September 05, 2020

Sir Bob Geldof

Sir Bob Geldof

Source: Wikimedia Commons

GSTAAD—I experienced my first Zoom conference last week, and didn’t think much of it. As the great Yogi Berra once remarked, “You can observe a lot just by watching,” but in my case I observed very little and heard quite a lot. I suppose one day in the future every meeting will be Zoom-style, but I bet my bottom dollar they’ll never be as preposterous as was the annual Pugs Club get-together.

As everyone knows, Pugs is the world’s most exclusive club, by a long shot. Pugs had 21 members at one point, but we lost Christopher Lee, and then our president Nick Scott and our commodore Tim Hoare. Pugs has neither a purpose nor a motto, and was an invention of Nick Scott’s while recuperating from a massive hangover on my boat off a Greek island fifteen years ago. Members include a maharaja, a couple of royal princes, some German nobles, a major Greek shipowner, a few American billionaires based in Europe, Sir Bob Geldof, Roger Taylor, yours truly, and a Harbor Island-born native whose weight zooms up and down by the name of Arki. The Zoom meeting was called by the secretary-general/treasurer responsible for the club’s finances, Sir Bob, who opened the meeting by reprimanding members on general principles, then demanded payment from them for dues not due, and fended off criticism by some members that he has never paid his own. As he put it: “And I never will, so go and f— yourselves.”

This set a pattern, Sir Bob being rude to members who dared interrupt him, while he proposed that old men (me) be expelled, Germans (Furstenberg, Bismarck, Sachs) made to pay triple because of the war, and the Maharaja (Jodhpur) quadruple because of Armitsar. Furthermore he declared that the four Greek members should renounce our citizenship and apply for Turkish papers (in order to keep the Aegean peaceful while he scrounges for a cruise). He also asked that Mark Getty return to America and finance further BLM protests, and for Roger Taylor to send his 62-crew sailing boat to Liberia to be used as a hospital ship for Ebola victims.

“When someone proposed we meet at White’s, Geldof called him a racist and suggested we reunite at Brown’s hotel.”

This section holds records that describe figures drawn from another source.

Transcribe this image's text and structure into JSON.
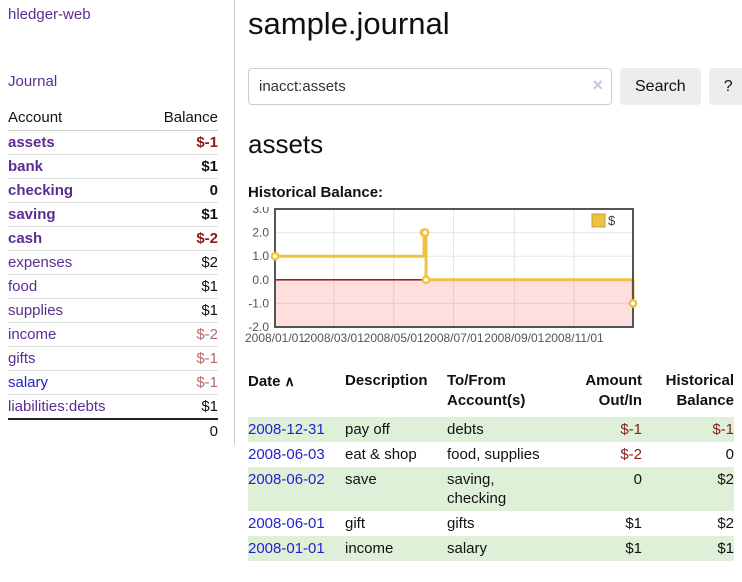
{
  "app": {
    "title": "hledger-web"
  },
  "colors": {
    "purple_link": "#5c2d91",
    "blue_link": "#2222cc",
    "negative_strong": "#8b1a1a",
    "negative_soft": "#b36a6a",
    "row_stripe_green": "#dff0d8",
    "chart_gold": "#edc240",
    "chart_negative_fill": "rgba(255,0,0,0.13)",
    "chart_zero_line": "#8b0000",
    "chart_border": "#545454"
  },
  "sidebar": {
    "nav_journal": "Journal",
    "accounts": {
      "header_account": "Account",
      "header_balance": "Balance",
      "rows": [
        {
          "account": "assets",
          "balance": "$-1",
          "indent": 1,
          "bold": true,
          "balance_style": "neg-strong"
        },
        {
          "account": "bank",
          "balance": "$1",
          "indent": 2,
          "bold": true,
          "balance_style": ""
        },
        {
          "account": "checking",
          "balance": "0",
          "indent": 3,
          "bold": true,
          "balance_style": ""
        },
        {
          "account": "saving",
          "balance": "$1",
          "indent": 3,
          "bold": true,
          "balance_style": ""
        },
        {
          "account": "cash",
          "balance": "$-2",
          "indent": 2,
          "bold": true,
          "balance_style": "neg-strong"
        },
        {
          "account": "expenses",
          "balance": "$2",
          "indent": 1,
          "bold": false,
          "balance_style": ""
        },
        {
          "account": "food",
          "balance": "$1",
          "indent": 2,
          "bold": false,
          "balance_style": ""
        },
        {
          "account": "supplies",
          "balance": "$1",
          "indent": 2,
          "bold": false,
          "balance_style": ""
        },
        {
          "account": "income",
          "balance": "$-2",
          "indent": 1,
          "bold": false,
          "balance_style": "neg-soft"
        },
        {
          "account": "gifts",
          "balance": "$-1",
          "indent": 2,
          "bold": false,
          "balance_style": "neg-soft"
        },
        {
          "account": "salary",
          "balance": "$-1",
          "indent": 2,
          "bold": false,
          "balance_style": "neg-soft",
          "link_style": "blue"
        },
        {
          "account": "liabilities:debts",
          "balance": "$1",
          "indent": 1,
          "bold": false,
          "balance_style": "",
          "last": true
        }
      ],
      "total": "0"
    }
  },
  "main": {
    "title": "sample.journal",
    "search": {
      "value": "inacct:assets",
      "clear_icon": "×",
      "button_label": "Search",
      "help_label": "?"
    },
    "account_heading": "assets"
  },
  "chart_data": {
    "type": "line",
    "step": true,
    "title": "Historical Balance:",
    "xlim": [
      "2008-01-01",
      "2008-12-31"
    ],
    "ylim": [
      -2,
      3
    ],
    "x_ticks": [
      "2008/01/01",
      "2008/03/01",
      "2008/05/01",
      "2008/07/01",
      "2008/09/01",
      "2008/11/01"
    ],
    "y_ticks": [
      3,
      2,
      1,
      0,
      -1,
      -2
    ],
    "series": [
      {
        "name": "$",
        "color": "#edc240",
        "points": [
          [
            "2008-01-01",
            1
          ],
          [
            "2008-06-01",
            2
          ],
          [
            "2008-06-02",
            2
          ],
          [
            "2008-06-03",
            0
          ],
          [
            "2008-12-31",
            -1
          ]
        ]
      }
    ],
    "grid": true,
    "negative_fill": "rgba(255,0,0,0.13)",
    "zero_line_color": "#8b0000",
    "legend": {
      "label": "$",
      "position": "top-right"
    }
  },
  "register": {
    "headers": [
      {
        "label": "Date",
        "sort_icon": "∧",
        "align": "left"
      },
      {
        "label": "Description",
        "align": "left"
      },
      {
        "label": "To/From Account(s)",
        "align": "left"
      },
      {
        "label": "Amount Out/In",
        "align": "right"
      },
      {
        "label": "Historical Balance",
        "align": "right"
      }
    ],
    "rows": [
      {
        "date": "2008-12-31",
        "description": "pay off",
        "accounts": "debts",
        "amount": "$-1",
        "amount_negative": true,
        "balance": "$-1",
        "balance_negative": true
      },
      {
        "date": "2008-06-03",
        "description": "eat & shop",
        "accounts": "food, supplies",
        "amount": "$-2",
        "amount_negative": true,
        "balance": "0",
        "balance_negative": false
      },
      {
        "date": "2008-06-02",
        "description": "save",
        "accounts": "saving, checking",
        "amount": "0",
        "amount_negative": false,
        "balance": "$2",
        "balance_negative": false
      },
      {
        "date": "2008-06-01",
        "description": "gift",
        "accounts": "gifts",
        "amount": "$1",
        "amount_negative": false,
        "balance": "$2",
        "balance_negative": false
      },
      {
        "date": "2008-01-01",
        "description": "income",
        "accounts": "salary",
        "amount": "$1",
        "amount_negative": false,
        "balance": "$1",
        "balance_negative": false
      }
    ]
  }
}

Sir Bob’s demands and the manner in which he conducted the annual meeting were, to say the least, unconventional and not up to usual St. James’s Club standards. This was so because the only other club Sir Bob is a member of is the Kit Kat Club in downtown Bangui’s red-light district in the Central African Republic. Jean Bédel-Bokassa, the first and last emperor of the Central African Republic, proposed Sir Bob as member to the Kit Kat, and after a tight vote among the whores and their clients he was elected. Just.

Finally, after the Fidel Castro-like length of Sir Bob’s remarks, the voting for a new president and commodore took place. It was over in milliseconds. Crown Prince Pavlos of Greece was unanimously elected president, and Roger Taylor of Queen commodore. Pavlos is as good a person as there is, and the Greeks would do well to give him back his throne, but as Geldof said, “Who wants to be king of Greece when they can be president of Pugs?” As the meeting was taking place in Gunnerside, Bob Miller’s little Scottish shoot, word got out that Bob’s son-in-law had been elected and thousands of Scots surrounded the place, cheering. They only stopped when Bob Geldof came out on the balcony to wave, a deadly silence descending like the cold hand of death.

Never mind. The only resolution taken except for the voting was that we meet again just before Christmas in London, in order to decide where the next regatta takes place in the summer. When someone proposed we meet at White’s, Geldof called him a racist and suggested we reunite at Brown’s hotel. After that I tuned out and turned off the Zoom. It had been too much, like attending a trade union conference with Fidel Castro or Nicolae Ceausescu presiding. Every Pug loves Geldof, who wears a sailor suit during the regattas and looks like a wolf in ship’s clothing. But his idea of an unnatural act is to reach for the bill—he claims his assets are frozen in Alaska—and he’s known to suffer from premature evacuation syndrome at hifalutin parties. When first introduced to Prince Pavlos and Prince Nikolaos of Greece when they joined Pugs, he looked them up and down—they’re both over six feet—and declared that we should beware of Greeks wearing lifts.

But as I said—and for the first time I’ll be serious—he is the heart and soul of Pugs, and his Marc Antony-like funeral oration after Nick Scott’s death remains a classic. You can take all the phony sincerity in him and place it in the navel of a firefly and still have room for a dozen anti-Taki insults. He once asked me if I was born stupid or did I take lessons? I answered with a question, whether his parents had any children that lived? Actually we love each other.